Our mountains would bring Cole quick success, but he did have one problem: back then the great traditions of landscape art came from Europe, and it was the custom of European artists to use the ruins of Classical cultures as emblems of antiquity. They liked to stick in the remnants of a Roman temple or two in order to communicate that their landscapes were truly old. Obviously, Cole could not do this, after all very few Romans ever got to North America during Classical times.

Then again, and this is where we geologists come in, Cole was working at a time when geologists were revolutionizing the very concept of time itself. In 18th or early 19th Century Europe, a Classical ruin was seen as dating back to near the beginning of time, especially if you accepted a biblical age of 6,000 years for the age of the Earth. But by the 1820’s geologists had come to understand that the Earth was probably many millions of years old and, indeed, very likely much more than that (billions, in fact). A two-thousand-year-old ruin didn’t look very old given the new framework of time!

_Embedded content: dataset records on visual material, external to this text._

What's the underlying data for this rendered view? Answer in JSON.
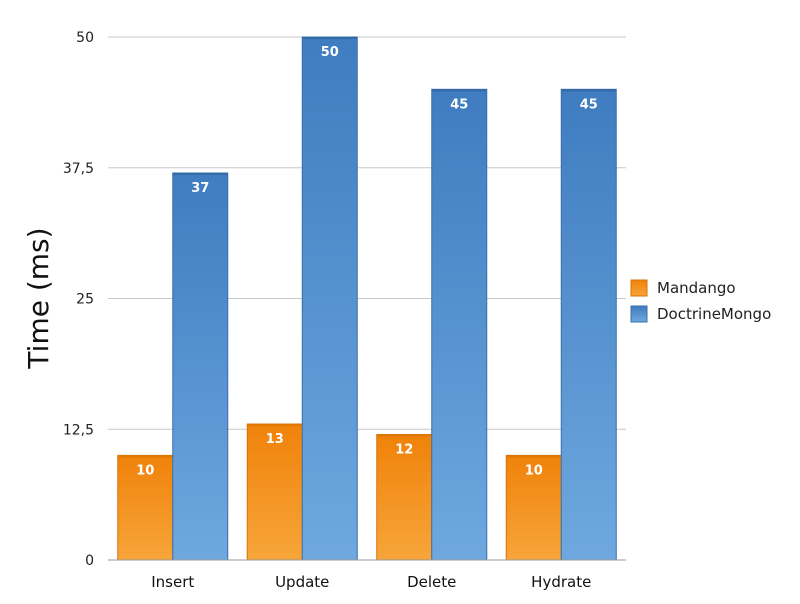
{
  "chart_data": {
    "type": "bar",
    "title": "",
    "xlabel": "",
    "ylabel": "Time (ms)",
    "categories": [
      "Insert",
      "Update",
      "Delete",
      "Hydrate"
    ],
    "series": [
      {
        "name": "Mandango",
        "values": [
          10,
          13,
          12,
          10
        ],
        "color": "#f08a10"
      },
      {
        "name": "DoctrineMongo",
        "values": [
          37,
          50,
          45,
          45
        ],
        "color": "#4a86c8"
      }
    ],
    "ylim": [
      0,
      50
    ],
    "yticks": [
      0,
      12.5,
      25,
      37.5,
      50
    ],
    "ytick_labels": [
      "0",
      "12,5",
      "25",
      "37,5",
      "50"
    ],
    "grid": true,
    "data_labels": true,
    "legend": {
      "position": "right"
    }
  }
}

Without ancient monuments, Cole struggled to find native emblems of antiquity. He tried the figure of an Indian in his famous painting of Kaaterskill Falls, and that sort of worked. Cole used the tangled chaos of the American wilderness as another approach. Our wilds had a venerable, tangled and mossy look to them when compared to the tamed, park-like landscapes of Europe. But it wasn’t until the 1830’s that Cole found another solution: the very rocks themselves.

It’s in his “Course of Empire” that we find Cole using this solution. Course of Empire is his famous series of five landscapes each showing a stage in the history of a mythological Classical empire. The first painting showed that culture’s roots in a primitive tribal culture. Later (second painting), it passed into a stone-monolith- building second stage, and from there blossomed into a Rome-like empire (third painting). Sadly, Cole’s Empire disintegrated in war (fourth painting) and fell into ruin in the last scene. Throughout the five canvases a great somber mountaintop of rock loomed above the community. And throughout the long history that mountaintop never changed one bit, it was permanent while all below eventually disintegrated. In this way Cole turned the tables on European painters: Classical cultures were recent and ephemeral while the rocks beneath were the true emblems of time.

That was a pretty heady theme in the 1830’s and 40’s, when Cole was most active. And that same heady theme was central to the geological community of the very same age. We geologists were looking at rocks exactly the same way as Cole and his colleagues; for a moment of time Art and Geology explored the same literal and intellectual landscapes.

Art is ever-changing, and of course, it has moved on. But the notion of great antiquity remains fundamental to geology and geologists integrate it into all of our thinking. Thus, it really is no surprise at all that we geologists still venerate the great Hudson Valley School of Art. Those paintings speak to us in a very personal way.